Performance was strong across most of LVMH’s other divisions spanning wines & spirits, perfumes & cosmetics, watches & jewelry etc. Organic revenue improved by 7% at the perfumes & cosmetics unit. Meanwhile, the wines and spirits segment delivered 1% sales growth despite supply chain pressures and rising inflation affecting cognac volumes.
Management Upbeat For 2024 Despite Economic Uncertainty
LVMH CEO Bernard Arnault struck an optimistic tone about 2024 even as analysts warn of turbulence ahead with surging inflation, rising interest rates and fears of recession in major markets.
“LVMH is well-equipped to build upon the success achieved in 2023. However, we will remain vigilant and count on the desirability of our Maisons to gain market share and further reinforce our global leadership position in luxury goods,” Arnault commented.
The luxury titan believes that demand should remain solid amid resilient local spending in key hubs like the U.S. and Middle East. LVMH doesn’t see any signs of slowing momentum following “outstanding” January sales.
If global conditions worsen, analysts expect LVMH’s scale, pricing power and unique portfolio of must-have status brands to help it fare better than struggling peers.
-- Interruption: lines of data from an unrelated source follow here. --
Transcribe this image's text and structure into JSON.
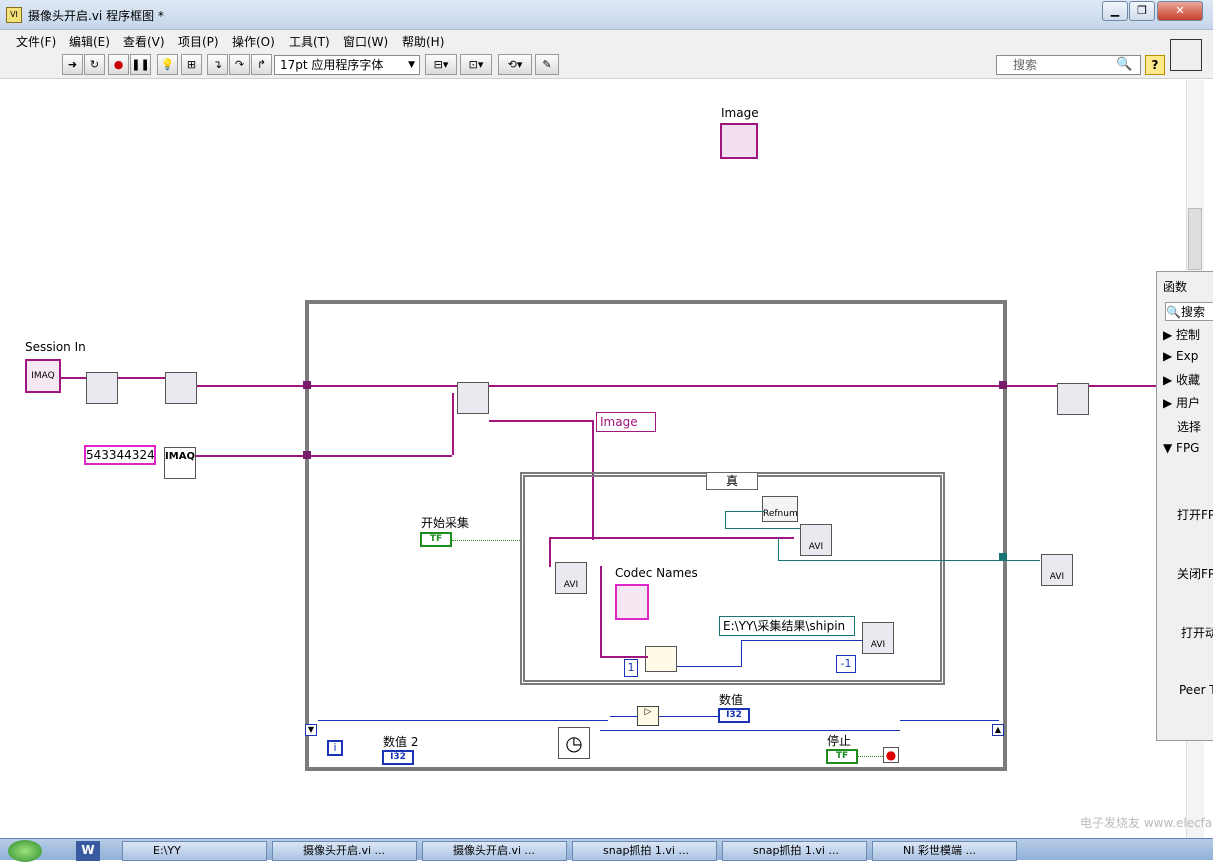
{
  "window": {
    "title": "摄像头开启.vi 程序框图 *",
    "buttons": [
      "minimize",
      "restore",
      "close"
    ]
  },
  "menu": [
    "文件(F)",
    "编辑(E)",
    "查看(V)",
    "项目(P)",
    "操作(O)",
    "工具(T)",
    "窗口(W)",
    "帮助(H)"
  ],
  "toolbar": {
    "font": "17pt 应用程序字体",
    "search_placeholder": "搜索",
    "help": "?"
  },
  "diagram": {
    "image_indicator": "Image",
    "session_in": "Session In",
    "constant_value": "543344324",
    "image_property": "Image",
    "case_value": "真",
    "start_label": "开始采集",
    "codec_label": "Codec Names",
    "refnum": "Refnum",
    "path": "E:\\YY\\采集结果\\shipin",
    "const_one": "1",
    "const_neg": "-1",
    "numeric_label": "数值",
    "numeric_type": "I32",
    "numeric2_label": "数值 2",
    "numeric2_type": "I32",
    "stop_label": "停止",
    "bool_tf": "TF",
    "iteration": "i",
    "avi": "AVI",
    "imaq": "IMAQ"
  },
  "palette": {
    "title": "函数",
    "search": "搜索",
    "items": [
      "控制",
      "Exp",
      "收藏",
      "用户",
      "选择",
      "FPG"
    ],
    "labels": [
      "打开FP",
      "关闭FP",
      "打开动",
      "Peer T"
    ]
  },
  "taskbar": {
    "items": [
      "E:\\YY",
      "摄像头开启.vi ...",
      "摄像头开启.vi ...",
      "snap抓拍 1.vi ...",
      "snap抓拍 1.vi ...",
      "NI 彩世模端 ..."
    ]
  },
  "watermark": "电子发烧友 www.elecfans.com"
}
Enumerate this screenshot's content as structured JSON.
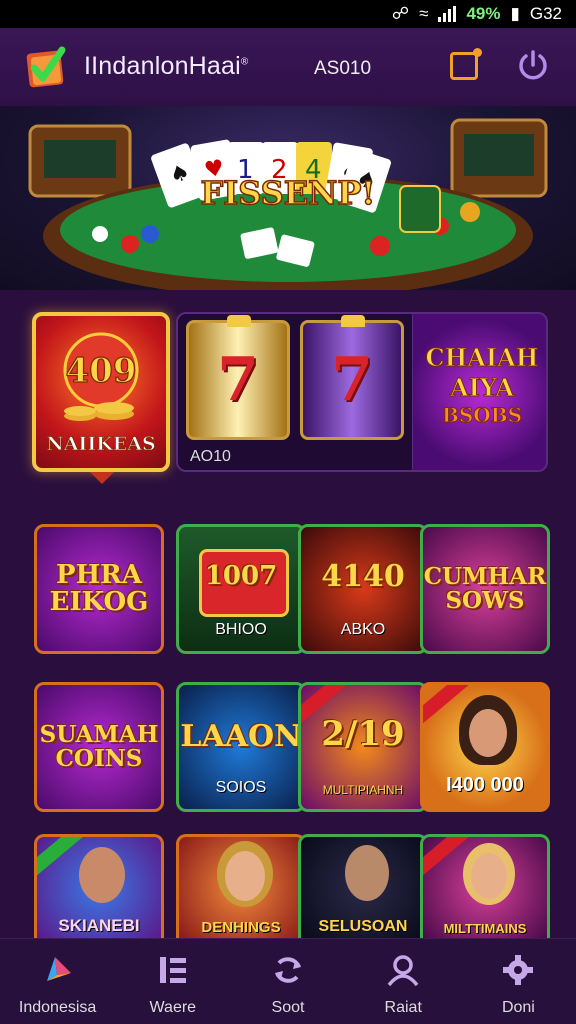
{
  "status_bar": {
    "battery": "49%",
    "time": "G32"
  },
  "header": {
    "app_title": "IIndanlonHaai",
    "trademark": "®",
    "balance": "AS010"
  },
  "banner": {
    "headline": "FISSENP!",
    "cards": [
      "1",
      "2",
      "4"
    ]
  },
  "featured_game": {
    "number": "409",
    "label": "NAIIKEAS"
  },
  "slots_panel": {
    "caption": "AO10",
    "reel_symbols": [
      "7",
      "7"
    ],
    "promo_line1": "CHAIAH",
    "promo_line2": "AIYA",
    "promo_line3": "BSOBS"
  },
  "games": [
    {
      "title_line1": "PHRA",
      "title_line2": "EIKOG",
      "sub": ""
    },
    {
      "title_line1": "1007",
      "title_line2": "",
      "sub": "BHIOO"
    },
    {
      "title_line1": "4140",
      "title_line2": "",
      "sub": "ABKO"
    },
    {
      "title_line1": "CUMHAR",
      "title_line2": "SOWS",
      "sub": ""
    },
    {
      "title_line1": "SUAMAH",
      "title_line2": "COINS",
      "sub": ""
    },
    {
      "title_line1": "LAAON",
      "title_line2": "",
      "sub": "SOIOS"
    },
    {
      "title_line1": "2/19",
      "title_line2": "",
      "sub": "MULTIPIAHNH"
    },
    {
      "title_line1": "",
      "title_line2": "",
      "sub": "I400 000"
    },
    {
      "title_line1": "",
      "title_line2": "",
      "sub": "SKIANEBI"
    },
    {
      "title_line1": "",
      "title_line2": "",
      "sub": "DENHINGS"
    },
    {
      "title_line1": "",
      "title_line2": "",
      "sub": "SELUSOAN"
    },
    {
      "title_line1": "",
      "title_line2": "",
      "sub": "MILTTIMAINS"
    }
  ],
  "bottom_nav": [
    {
      "label": "Indonesisa",
      "icon": "play-arrow-icon"
    },
    {
      "label": "Waere",
      "icon": "menu-list-icon"
    },
    {
      "label": "Soot",
      "icon": "refresh-icon"
    },
    {
      "label": "Raiat",
      "icon": "user-icon"
    },
    {
      "label": "Doni",
      "icon": "gear-icon"
    }
  ],
  "colors": {
    "background": "#2a0f3e",
    "header": "#3a1656",
    "accent_gold": "#f3c843",
    "accent_orange": "#f0a128",
    "nav": "#28103c"
  }
}
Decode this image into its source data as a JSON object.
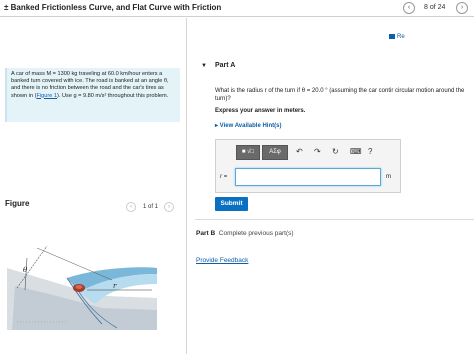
{
  "header": {
    "title": "± Banked Frictionless Curve, and Flat Curve with Friction",
    "prev_label": "‹",
    "next_label": "›",
    "page_count": "8 of 24"
  },
  "intro": {
    "text_before_link": "A car of mass M = 1300 kg traveling at 60.0 km/hour enters a banked turn covered with ice. The road is banked at an angle θ, and there is no friction between the road and the car's tires as shown in (",
    "link": "Figure 1",
    "text_after_link": "). Use g = 9.80 m/s² throughout this problem."
  },
  "figure": {
    "label": "Figure",
    "prev": "‹",
    "next": "›",
    "count": "1 of 1",
    "theta_label": "θ",
    "r_label": "r"
  },
  "review": {
    "label": "Re"
  },
  "part_a": {
    "caret": "▼",
    "title": "Part A",
    "question": "What is the radius r of the turn if θ = 20.0 ° (assuming the car contir circular motion around the turn)?",
    "express": "Express your answer in meters.",
    "hints": "▸  View Available Hint(s)",
    "toolbar_btn1": "■ √□",
    "toolbar_btn2": "ΑΣφ",
    "undo": "↶",
    "redo": "↷",
    "reset": "↻",
    "keyboard": "⌨",
    "help": "?",
    "input_label": "r =",
    "input_value": "",
    "unit": "m",
    "submit": "Submit"
  },
  "part_b": {
    "title": "Part B",
    "text": "Complete previous part(s)"
  },
  "feedback": "Provide Feedback",
  "colors": {
    "link": "#0e5ea8",
    "submit": "#0a70c2",
    "intro_bg": "#e4f3f8",
    "input_border": "#58aadb"
  }
}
Louis Vuitton remains an “exceptional brand” that drives LVMH’s performance no matter the environment, according to one analyst.
Outlook for Broader Luxury Industry
LVMH’s latest sales trends reinforce why it is considered a relative safe haven for investors even as warning signs flash for the luxury industry. Swiss giant Richemont posted disappointing holiday sales earlier this month amid tepid watch demand. Burberry and Cartier owner Richemont have also warned of lower profits.
Chinese luxury spending isn’t expected to properly recover at least until H2 2024 as COVID disruptions continue hampering tourism and consumption trends.
However, LVMH is better insulated given Europe and the U.S. accounted for over 50% of revenues last year. Its diversified portfolio spanning fashion, spirits, perfumes etc. also reduces exposure to any one geography or category compared to more concentrated peers.
If global headwinds worsen, analysts believe LVMH has enough momentum to take further market share away from struggling rivals in 2024. The year ahead will likely separate the winners from losers in the global luxury goods industry.
To err is human, but AI does it too. Whilst factual data is used in the production of these articles, the content is written entirely by AI. Double check any facts you intend to rely on with another source.